Because these powerful medicines are filtered through the kidneys — including the very kidney that has been transplanted — they eventually overwhelm and overtax the new organ. A goal of the tolerance approach is to extend the survival of the transplanted kidney.
Eliminating the need for anti-rejection medication
Incorporating an infusion of stem cells from the donor’s blood as part of the organ-transplant process works to prevent the recipient’s body from rejecting the kidney without the need for immunosuppressive drugs. The immune systems of the host and donor live side by side.
“Stem-cell transplants and solid-organ transplants are usually conducted very independently of each other,” says bone-marrow transplant specialist Neil Kogut, MD, who worked closely with Dr. Veale to develop UCLA Health’s transplant-tolerance protocol.
“These are very separate worlds that the doctors and researchers in these fields occupy,” Dr. Kogut says. “This protocol is a unique opportunity to bring stem-cell transplantation and solid-organ transplantation together to try to achieve something very positive for transplant recipients. It is a unique synergy of these two fields.”

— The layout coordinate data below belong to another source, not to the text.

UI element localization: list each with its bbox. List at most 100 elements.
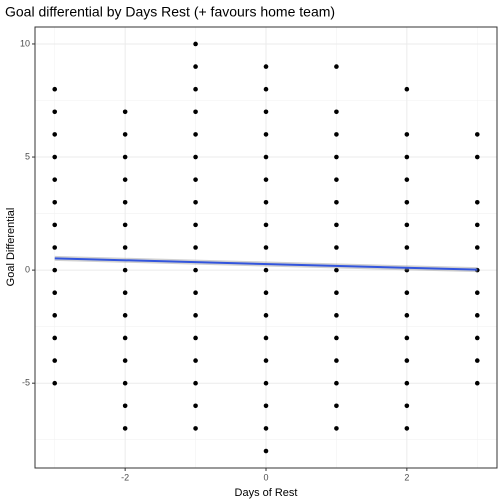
point	[263, 154, 269, 160]
point	[263, 290, 269, 296]
point	[474, 245, 480, 250]
point	[334, 132, 339, 137]
point	[52, 177, 58, 182]
point	[334, 380, 339, 386]
point	[404, 426, 410, 431]
point	[122, 313, 128, 318]
point	[122, 426, 128, 431]
point	[334, 403, 339, 409]
y-tick-label: -5	[22, 378, 30, 388]
point	[52, 199, 58, 205]
point	[122, 267, 128, 273]
point	[474, 132, 480, 137]
point	[122, 245, 128, 250]
point	[193, 290, 198, 296]
point	[52, 132, 58, 137]
point	[52, 380, 58, 386]
point	[404, 245, 410, 250]
point	[263, 426, 269, 431]
fit-line	[54, 257, 478, 271]
point	[193, 154, 198, 160]
x-axis-label: Days of Rest	[235, 487, 298, 499]
point	[474, 380, 480, 386]
point	[334, 290, 339, 296]
point	[474, 154, 480, 160]
point	[193, 245, 198, 250]
panel-border	[34, 26, 498, 469]
point	[193, 199, 198, 205]
point	[193, 177, 198, 182]
point	[122, 154, 128, 160]
point	[334, 64, 339, 69]
point	[404, 86, 410, 92]
point	[193, 403, 198, 409]
point	[122, 109, 128, 115]
point	[404, 132, 410, 137]
point	[122, 403, 128, 409]
point	[334, 335, 339, 341]
point	[52, 335, 58, 341]
x-tick-label: 2	[404, 472, 409, 482]
point	[122, 177, 128, 182]
point	[52, 222, 58, 228]
point	[474, 313, 480, 318]
point	[52, 86, 58, 92]
point	[404, 335, 410, 341]
point	[263, 64, 269, 69]
point	[334, 154, 339, 160]
point	[404, 199, 410, 205]
point	[263, 403, 269, 409]
point	[263, 245, 269, 250]
point	[404, 313, 410, 318]
point	[193, 380, 198, 386]
y-tick-label: 10	[20, 38, 30, 48]
point	[52, 358, 58, 363]
point	[193, 41, 198, 47]
point	[263, 109, 269, 115]
point	[52, 245, 58, 250]
point	[122, 222, 128, 228]
point	[474, 335, 480, 341]
point	[263, 132, 269, 137]
point	[263, 267, 269, 273]
y-tick-label: 0	[25, 264, 30, 274]
point	[334, 177, 339, 182]
point	[404, 154, 410, 160]
point	[474, 222, 480, 228]
point	[263, 199, 269, 205]
x-tick-label: -2	[121, 472, 129, 482]
point	[263, 335, 269, 341]
point	[334, 267, 339, 273]
point	[263, 448, 269, 454]
point	[122, 199, 128, 205]
point	[193, 109, 198, 115]
point	[122, 358, 128, 363]
point	[404, 358, 410, 363]
point	[334, 109, 339, 115]
point	[404, 222, 410, 228]
point	[404, 177, 410, 182]
point	[263, 222, 269, 228]
point	[193, 222, 198, 228]
point	[52, 267, 58, 273]
point	[263, 177, 269, 182]
point	[52, 290, 58, 296]
point	[474, 199, 480, 205]
point	[122, 380, 128, 386]
point	[334, 313, 339, 318]
point	[193, 64, 198, 69]
point	[263, 358, 269, 363]
point	[263, 313, 269, 318]
point	[474, 358, 480, 363]
point	[263, 86, 269, 92]
point	[193, 426, 198, 431]
point	[474, 290, 480, 296]
point	[122, 132, 128, 137]
point	[263, 380, 269, 386]
point	[334, 358, 339, 363]
point	[193, 313, 198, 318]
point	[122, 290, 128, 296]
y-axis-label: Goal Differential	[5, 208, 17, 287]
point	[404, 267, 410, 273]
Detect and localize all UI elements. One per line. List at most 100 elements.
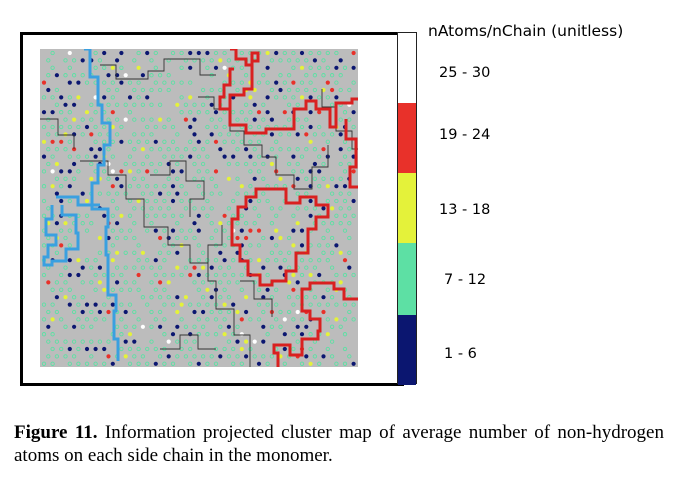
map-marker — [97, 339, 103, 344]
map-marker — [256, 213, 262, 218]
boundary-thin-2 — [100, 58, 216, 80]
map-marker — [200, 58, 206, 63]
map-marker — [119, 213, 124, 218]
map-marker — [291, 154, 296, 159]
map-marker — [41, 361, 47, 366]
map-marker — [162, 302, 167, 307]
map-marker — [192, 235, 197, 241]
map-marker — [235, 132, 240, 137]
map-marker — [114, 87, 120, 93]
map-marker — [175, 102, 180, 107]
map-marker — [342, 361, 348, 366]
map-marker — [218, 295, 223, 300]
map-marker — [145, 50, 150, 56]
map-marker — [222, 287, 227, 292]
map-marker — [342, 110, 348, 115]
map-marker — [329, 324, 335, 329]
map-marker — [239, 184, 244, 189]
map-marker — [338, 191, 343, 196]
map-marker — [282, 317, 287, 322]
map-marker — [295, 206, 300, 211]
map-marker — [265, 361, 270, 366]
map-marker — [278, 58, 283, 63]
map-marker — [222, 258, 227, 263]
map-marker — [188, 302, 193, 307]
map-marker — [89, 280, 94, 285]
map-marker — [317, 184, 322, 189]
map-marker — [256, 317, 262, 322]
map-marker — [80, 73, 85, 78]
map-marker — [188, 65, 193, 70]
map-marker — [317, 124, 322, 130]
map-marker — [63, 117, 68, 122]
map-marker — [127, 80, 133, 85]
map-marker — [205, 169, 210, 174]
map-marker — [140, 73, 145, 78]
map-marker — [166, 176, 171, 181]
map-marker — [325, 317, 330, 322]
map-marker — [196, 213, 201, 218]
map-marker — [317, 169, 322, 174]
map-marker — [243, 161, 249, 167]
map-marker — [54, 176, 60, 181]
map-marker — [243, 250, 249, 255]
map-marker — [76, 361, 81, 366]
map-marker — [162, 258, 167, 263]
map-marker — [338, 324, 343, 329]
map-marker — [325, 287, 330, 292]
map-marker — [192, 147, 197, 152]
map-marker — [295, 102, 300, 107]
map-marker — [295, 132, 300, 137]
map-marker — [192, 176, 197, 181]
map-marker — [308, 50, 313, 56]
map-marker — [282, 95, 287, 100]
map-marker — [188, 80, 193, 85]
map-marker — [205, 361, 210, 366]
map-marker — [218, 58, 223, 63]
map-marker — [222, 332, 227, 337]
map-marker — [67, 65, 72, 70]
map-marker — [54, 147, 60, 152]
map-marker — [282, 346, 287, 352]
map-marker — [153, 258, 158, 263]
map-marker — [158, 117, 163, 122]
map-marker — [158, 324, 163, 329]
colorbar-segment-7-12 — [398, 243, 416, 315]
map-marker — [192, 265, 197, 270]
map-marker — [76, 302, 81, 307]
map-marker — [317, 65, 322, 70]
map-marker — [347, 147, 352, 152]
map-marker — [166, 339, 171, 344]
map-marker — [265, 287, 270, 292]
map-marker — [127, 184, 133, 189]
map-marker — [127, 228, 133, 233]
map-marker — [170, 124, 176, 130]
map-marker — [140, 354, 146, 359]
map-marker — [110, 287, 115, 292]
map-marker — [106, 176, 111, 181]
map-marker — [136, 95, 141, 100]
map-marker — [205, 110, 210, 115]
map-marker — [192, 132, 197, 137]
map-marker — [175, 132, 180, 137]
map-marker — [201, 309, 206, 315]
map-marker — [50, 184, 55, 189]
map-marker — [119, 80, 124, 85]
map-marker — [140, 176, 146, 181]
map-marker — [170, 228, 176, 233]
map-marker — [317, 302, 322, 307]
map-marker — [93, 302, 98, 307]
map-marker — [170, 50, 176, 56]
map-marker — [59, 346, 64, 352]
map-marker — [93, 287, 98, 292]
map-marker — [153, 139, 158, 144]
map-marker — [97, 235, 102, 241]
map-marker — [188, 154, 193, 159]
map-marker — [274, 287, 279, 292]
map-marker — [269, 132, 274, 137]
map-marker — [235, 147, 240, 152]
map-marker — [170, 184, 176, 189]
map-marker — [317, 243, 322, 248]
map-marker — [72, 161, 77, 167]
map-marker — [59, 198, 64, 204]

Radiation therapy also plays a role
Creating tolerance in an organ recipient also requires radiation treatment to prime the recipient’s immune system to accept the donor’s stem cells. Called “total lymphoid irradiation,” the approach was once employed to treat Hodgkin’s disease, but it now is used primarily to minimize the need for post-transplant immunosuppressive drugs, says radiation oncologist Ann Raldow, MD, MPH, another member of UCLA Health’s transplant-tolerance team.
Patients receive the treatment shortly after their transplant surgery to help prevent graft-versus-host disease, Dr. Raldow explains. “The patients come in before their transplant and we develop a radiation-therapy plan that is specific to their anatomy,” taking special care to avoid exposing the newly transplanted kidney to radiation, she says.

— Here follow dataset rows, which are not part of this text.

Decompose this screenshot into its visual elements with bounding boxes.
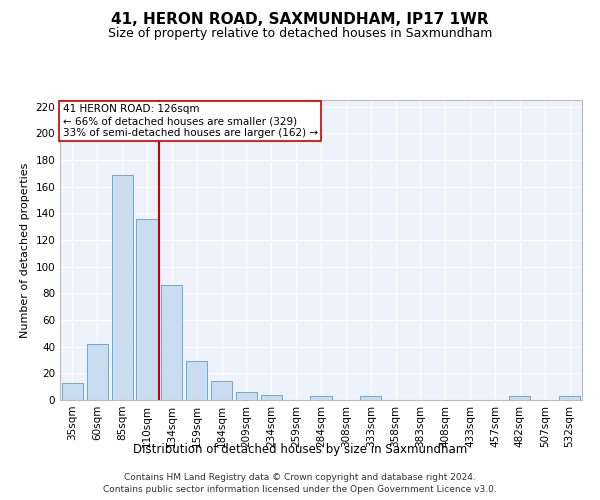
Text: Contains HM Land Registry data © Crown copyright and database right 2024.: Contains HM Land Registry data © Crown c…: [124, 472, 476, 482]
Bar: [87, 344, 108, 400]
Bar: [62, 382, 83, 400]
Bar: [559, 396, 580, 400]
Text: Contains public sector information licensed under the Open Government Licence v3: Contains public sector information licen…: [103, 485, 497, 494]
Text: 41 HERON ROAD: 126sqm
← 66% of detached houses are smaller (329)
33% of semi-det: 41 HERON ROAD: 126sqm ← 66% of detached …: [62, 104, 318, 138]
Bar: [310, 396, 332, 400]
Text: Distribution of detached houses by size in Saxmundham: Distribution of detached houses by size …: [133, 442, 467, 456]
Y-axis label: Number of detached properties: Number of detached properties: [20, 162, 30, 338]
Text: Size of property relative to detached houses in Saxmundham: Size of property relative to detached ho…: [108, 28, 492, 40]
Bar: [112, 174, 133, 400]
Bar: [161, 286, 182, 400]
Bar: [236, 392, 257, 400]
Bar: [136, 218, 158, 400]
Text: 41, HERON ROAD, SAXMUNDHAM, IP17 1WR: 41, HERON ROAD, SAXMUNDHAM, IP17 1WR: [111, 12, 489, 28]
Bar: [509, 396, 530, 400]
Bar: [186, 362, 207, 400]
Bar: [261, 394, 282, 400]
Bar: [360, 396, 381, 400]
Bar: [211, 382, 232, 400]
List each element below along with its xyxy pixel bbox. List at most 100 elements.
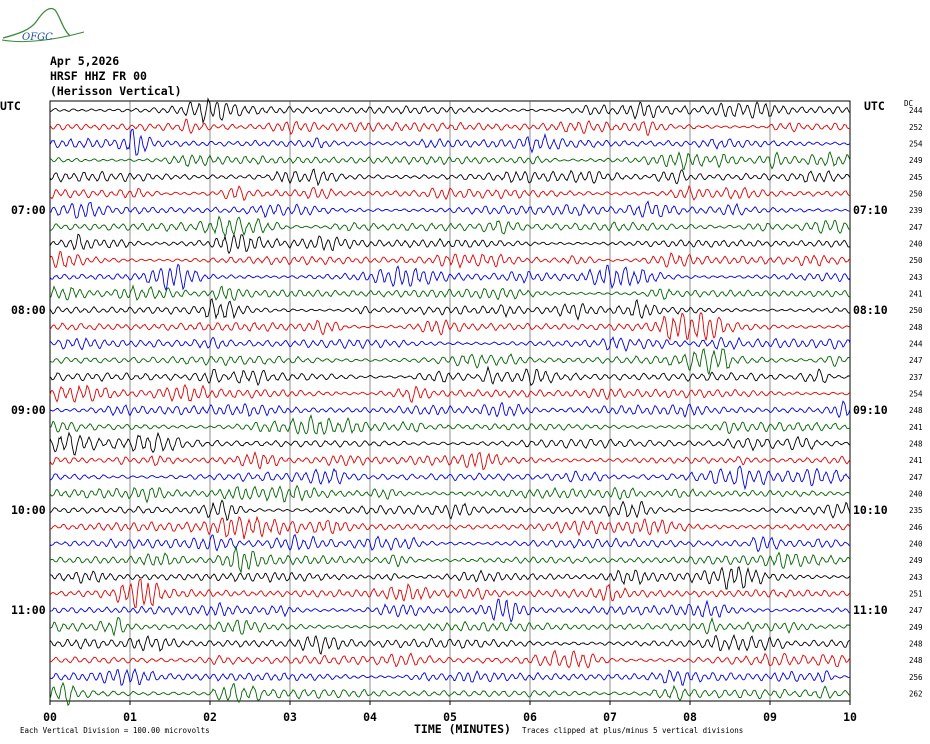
- trace-line: [49, 298, 851, 321]
- x-tick-label: 10: [843, 710, 857, 724]
- dc-offset-value: 262: [909, 690, 923, 699]
- dc-offset-value: 248: [909, 323, 923, 332]
- dc-offset-value: 248: [909, 640, 923, 649]
- trace-line: [49, 151, 851, 171]
- trace-line: [49, 250, 851, 269]
- dc-offset-value: 240: [909, 490, 923, 499]
- division-note: Each Vertical Division = 100.00 microvol…: [20, 726, 210, 735]
- dc-offset-value: 250: [909, 306, 923, 315]
- trace-line: [49, 233, 851, 255]
- x-tick-label: 05: [443, 710, 457, 724]
- ofgc-logo: OFGC: [1, 7, 85, 43]
- right-time-label: 11:10: [853, 603, 888, 617]
- trace-line: [49, 263, 851, 292]
- logo-swoosh-icon: [1, 31, 85, 43]
- dc-offset-value: 239: [909, 206, 923, 215]
- left-utc-label: UTC: [0, 99, 21, 113]
- trace-line: [49, 311, 851, 342]
- hour-label: 10:00: [11, 503, 46, 517]
- dc-offset-value: 240: [909, 240, 923, 249]
- hour-label: 08:00: [11, 303, 46, 317]
- dc-offset-value: 247: [909, 606, 923, 615]
- trace-line: [49, 546, 851, 574]
- trace-line: [49, 118, 851, 137]
- x-tick-label: 00: [43, 710, 57, 724]
- trace-line: [49, 465, 851, 491]
- trace-line: [49, 336, 851, 353]
- dc-offset-value: 249: [909, 623, 923, 632]
- hour-label: 09:00: [11, 403, 46, 417]
- right-utc-label: UTC: [864, 99, 885, 113]
- x-tick-label: 09: [763, 710, 777, 724]
- x-tick-label: 06: [523, 710, 537, 724]
- dc-offset-value: 247: [909, 473, 923, 482]
- trace-line: [49, 400, 851, 419]
- trace-line: [49, 598, 851, 624]
- x-axis-label: TIME (MINUTES): [414, 722, 511, 736]
- dc-offset-value: 249: [909, 156, 923, 165]
- right-time-label: 09:10: [853, 403, 888, 417]
- trace-line: [49, 200, 851, 219]
- trace-line: [49, 499, 851, 522]
- trace-line: [49, 649, 851, 669]
- x-tick-label: 01: [123, 710, 137, 724]
- logo-text: OFGC: [22, 32, 53, 43]
- dc-offset-value: 241: [909, 290, 923, 299]
- x-tick-label: 08: [683, 710, 697, 724]
- dc-offset-value: 247: [909, 223, 923, 232]
- dc-offset-value: 256: [909, 673, 923, 682]
- dc-offset-value: 237: [909, 373, 923, 382]
- clip-note: Traces clipped at plus/minus 5 vertical …: [522, 726, 743, 735]
- trace-line: [49, 215, 851, 238]
- trace-line: [49, 668, 850, 686]
- dc-offset-labels: 244 252 254 249 245 250 239 247 240 250 243 241 250 2…: [909, 106, 923, 698]
- dc-offset-value: 245: [909, 173, 923, 182]
- trace-line: [49, 168, 851, 187]
- right-time-label: 10:10: [853, 503, 888, 517]
- trace-line: [49, 284, 851, 302]
- dc-offset-value: 250: [909, 256, 923, 265]
- trace-line: [49, 97, 851, 125]
- trace-line: [49, 484, 851, 504]
- trace-line: [49, 578, 851, 609]
- dc-offset-value: 235: [909, 506, 923, 515]
- dc-offset-value: 250: [909, 190, 923, 199]
- right-time-labels: 07:10 08:10 09:10 10:10 11:10: [853, 203, 888, 617]
- trace-line: [49, 431, 851, 456]
- hour-label: 07:00: [11, 203, 46, 217]
- dc-offset-value: 244: [909, 106, 923, 115]
- dc-offset-value: 248: [909, 440, 923, 449]
- trace-line: [49, 681, 851, 707]
- trace-line: [49, 365, 851, 386]
- plot-date: Apr 5,2026: [50, 54, 119, 68]
- hour-label: 11:00: [11, 603, 46, 617]
- left-hour-labels: 07:00 08:00 09:00 10:00 11:00: [11, 203, 46, 617]
- station-code: HRSF HHZ FR 00: [50, 69, 147, 83]
- dc-offset-value: 241: [909, 456, 923, 465]
- trace-line: [49, 185, 851, 202]
- right-time-label: 07:10: [853, 203, 888, 217]
- x-axis-ticks: 00 01 02 03 04 05 06 07 08 09 10: [43, 701, 857, 724]
- dc-offset-value: 244: [909, 340, 923, 349]
- x-tick-label: 02: [203, 710, 217, 724]
- station-location: (Herisson Vertical): [50, 84, 182, 98]
- trace-line: [49, 413, 851, 436]
- dc-offset-value: 241: [909, 423, 923, 432]
- seismic-traces: [49, 97, 851, 707]
- dc-offset-value: 248: [909, 406, 923, 415]
- dc-offset-value: 240: [909, 540, 923, 549]
- trace-line: [49, 533, 850, 553]
- dc-offset-value: 247: [909, 356, 923, 365]
- dc-label: DC: [904, 99, 913, 108]
- logo-mountain-icon: [2, 7, 71, 39]
- right-time-label: 08:10: [853, 303, 888, 317]
- x-tick-label: 04: [363, 710, 377, 724]
- dc-offset-value: 252: [909, 123, 923, 132]
- x-tick-label: 03: [283, 710, 297, 724]
- dc-offset-value: 249: [909, 556, 923, 565]
- trace-line: [49, 565, 851, 590]
- x-tick-label: 07: [603, 710, 617, 724]
- trace-line: [49, 383, 851, 403]
- trace-line: [49, 633, 851, 655]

UCLA’s new protocol is based on a procedure successfully performed at Stanford, where kidney-transplant recipients have survived without immunosuppressive drugs for 15 years.
Taking the science further
While tolerance has been achieved in transplants with well-matched sibling donor-recipient pairs, UCLA Health physicians, in collaboration with OneLegacy, intend to expand the protocol to include deceased donors, the source for most of the organs transplanted in the U.S. Deceased donors accounted for more than 77% of the 22,800 kidney transplants performed nationally in 2020.
If that goal is achieved, “it will have a huge impact,” Dr. Kogut says. Extending tolerance transplants to include deceased donors would allow for other kinds of transplants — from solid organs to composite-tissue allografts for hands and faces — to be done without the necessity for lifelong immunosuppression-drug regimens.
“It opens up a whole new world,” says Dr. Veale.